We had so much fun, we’re planning something similar for Christmas. Since you, too, might be planning a virtual holiday, here are a few tips I’ve gathered.
- Get organized. Choose a date and time. Plan a schedule and prepare by decorating the house, deciding if you want music, and sending out the video conferencing invitations. All the while, anticipate the big day.
- Consider picking a crazy theme that you normally wouldn’t do if face to face. Everyone gets to wear their jammies or ugly sweaters or Santa hats or reindeer antlers. Or have a funniest costume on the family pet contest.
- Share a book such as “The Polar Express” or “The Night Before Christmas.” Or stage a live nativity.
- Do you have a special tradition such as telling family stories, putting together puzzles, or making gingerbread houses? These are all possible. Let’s use puzzles as an example. To borrow an idea from a friend who organized this for her library, households buy the same puzzle. Participants open it at the same time. It could even turn into a competition to see which group finishes first.

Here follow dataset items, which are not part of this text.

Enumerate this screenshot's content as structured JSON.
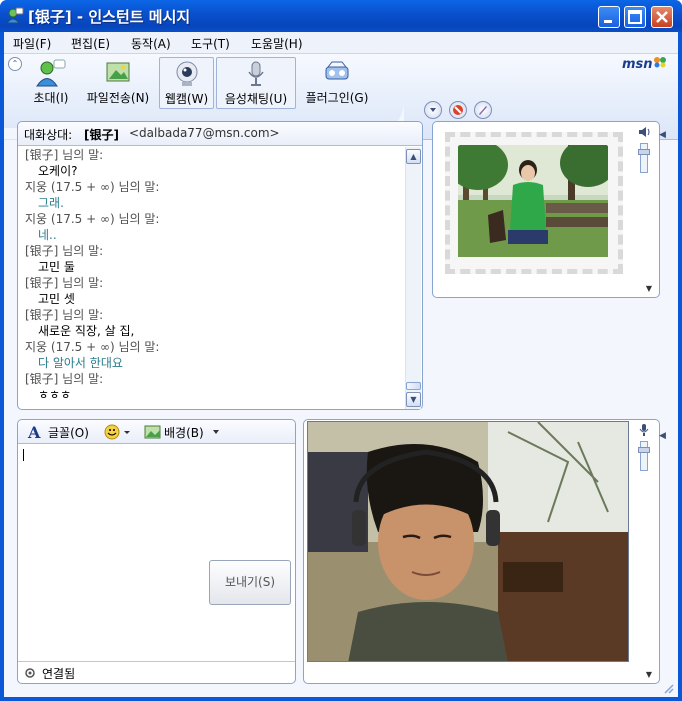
{
  "window": {
    "title": "[银子] - 인스턴트 메시지",
    "controls": [
      "minimize",
      "maximize",
      "close"
    ]
  },
  "menu": {
    "items": [
      "파일(F)",
      "편집(E)",
      "동작(A)",
      "도구(T)",
      "도움말(H)"
    ]
  },
  "toolbar": {
    "tools": [
      {
        "label": "초대(I)",
        "icon": "invite-icon"
      },
      {
        "label": "파일전송(N)",
        "icon": "file-transfer-icon"
      },
      {
        "label": "웹캠(W)",
        "icon": "webcam-icon",
        "selected": true
      },
      {
        "label": "음성채팅(U)",
        "icon": "microphone-icon",
        "selected": true
      },
      {
        "label": "플러그인(G)",
        "icon": "plugin-icon"
      }
    ],
    "brand": "msn"
  },
  "conversation": {
    "header_label": "대화상대:",
    "contact_name": "[银子]",
    "contact_email": "<dalbada77@msn.com>",
    "lines": [
      {
        "type": "sender",
        "text": "[银子] 님의 말:"
      },
      {
        "type": "msg",
        "text": "오케이?"
      },
      {
        "type": "sender",
        "text": "지웅 (17.5 + ∞) 님의 말:"
      },
      {
        "type": "msg-blue",
        "text": "그래."
      },
      {
        "type": "sender",
        "text": "지웅 (17.5 + ∞) 님의 말:"
      },
      {
        "type": "msg-blue",
        "text": "네.."
      },
      {
        "type": "sender",
        "text": "[银子] 님의 말:"
      },
      {
        "type": "msg",
        "text": "고민 둘"
      },
      {
        "type": "sender",
        "text": "[银子] 님의 말:"
      },
      {
        "type": "msg",
        "text": "고민 셋"
      },
      {
        "type": "sender",
        "text": "[银子] 님의 말:"
      },
      {
        "type": "msg",
        "text": "새로운 직장, 살 집,"
      },
      {
        "type": "sender",
        "text": "지웅 (17.5 + ∞) 님의 말:"
      },
      {
        "type": "msg-blue",
        "text": "다 알아서 한대요"
      },
      {
        "type": "sender",
        "text": "[银子] 님의 말:"
      },
      {
        "type": "msg",
        "text": "ㅎㅎㅎ"
      }
    ]
  },
  "compose": {
    "font_label": "글꼴(O)",
    "background_label": "배경(B)",
    "send_label": "보내기(S)",
    "status": "연결됨"
  },
  "colors": {
    "title_blue": "#0a58d8",
    "panel_border": "#8aa4d2",
    "my_message": "#2a7c8c"
  }
}
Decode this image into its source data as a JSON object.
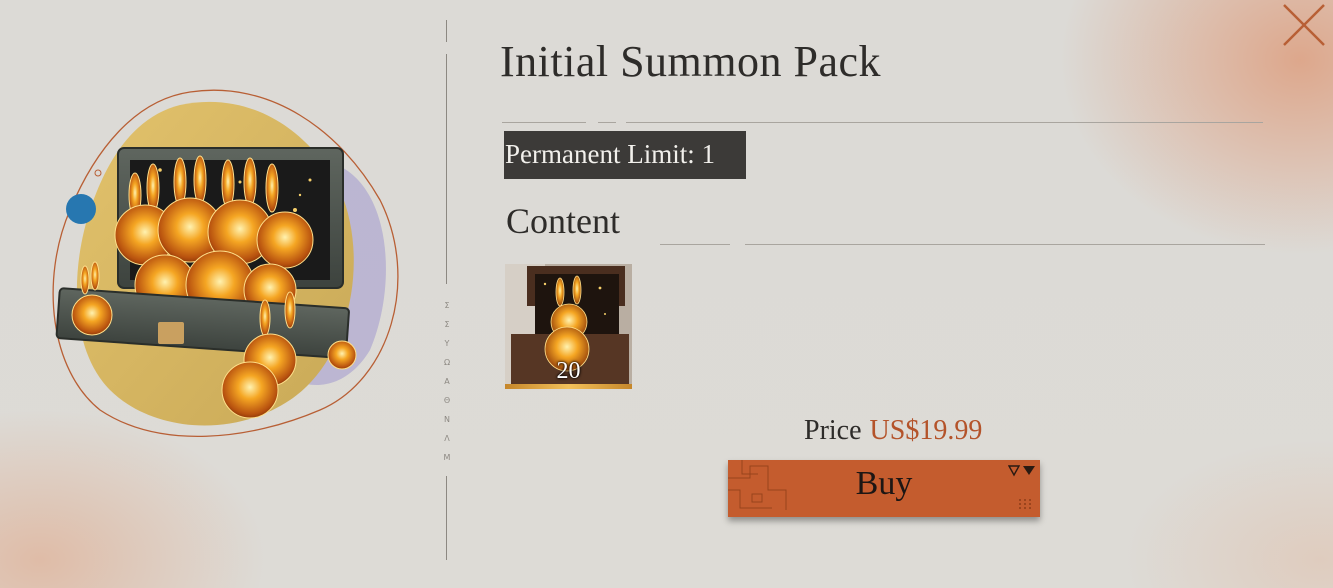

- Play games such as Yahtzee that don’t need a common board. As long as all families have the game, the group can enjoy the friendly competition.
- Plan a family talent show. Family members can show off their musical talents or a comedy act, skit, or a performance of some kind.
- Food and drinks are always a special part of family holidays. Prepare mulled cider, hot chocolate, or eggnog. Munch on cookies made from Grandma’s special recipe. Consider eating a virtual meal together including favorites such as ham, potatoes, and the traditional dessert.
- Enjoy gift opening. Have packages shipped to loved ones’ houses or drop them off beforehand. Receivers might try to guess what their gift is.
- If the party is dying, choose a buzz word such as Santa or present or Christmas or wrapping paper. Every time a partier uses that word, he or she has to do a pushup or twirl around or stick their fingers in their ears and waggle them. This is sure to keep the laughter going.
- Maybe one of your family members knows how to get in touch with Santa and could ask him to make an appearance. Santa is sure to perk up the party. And he won’t get his beard pulled, either.
Be creative. Prepare. Have fun. We can make this one of our best holidays ever.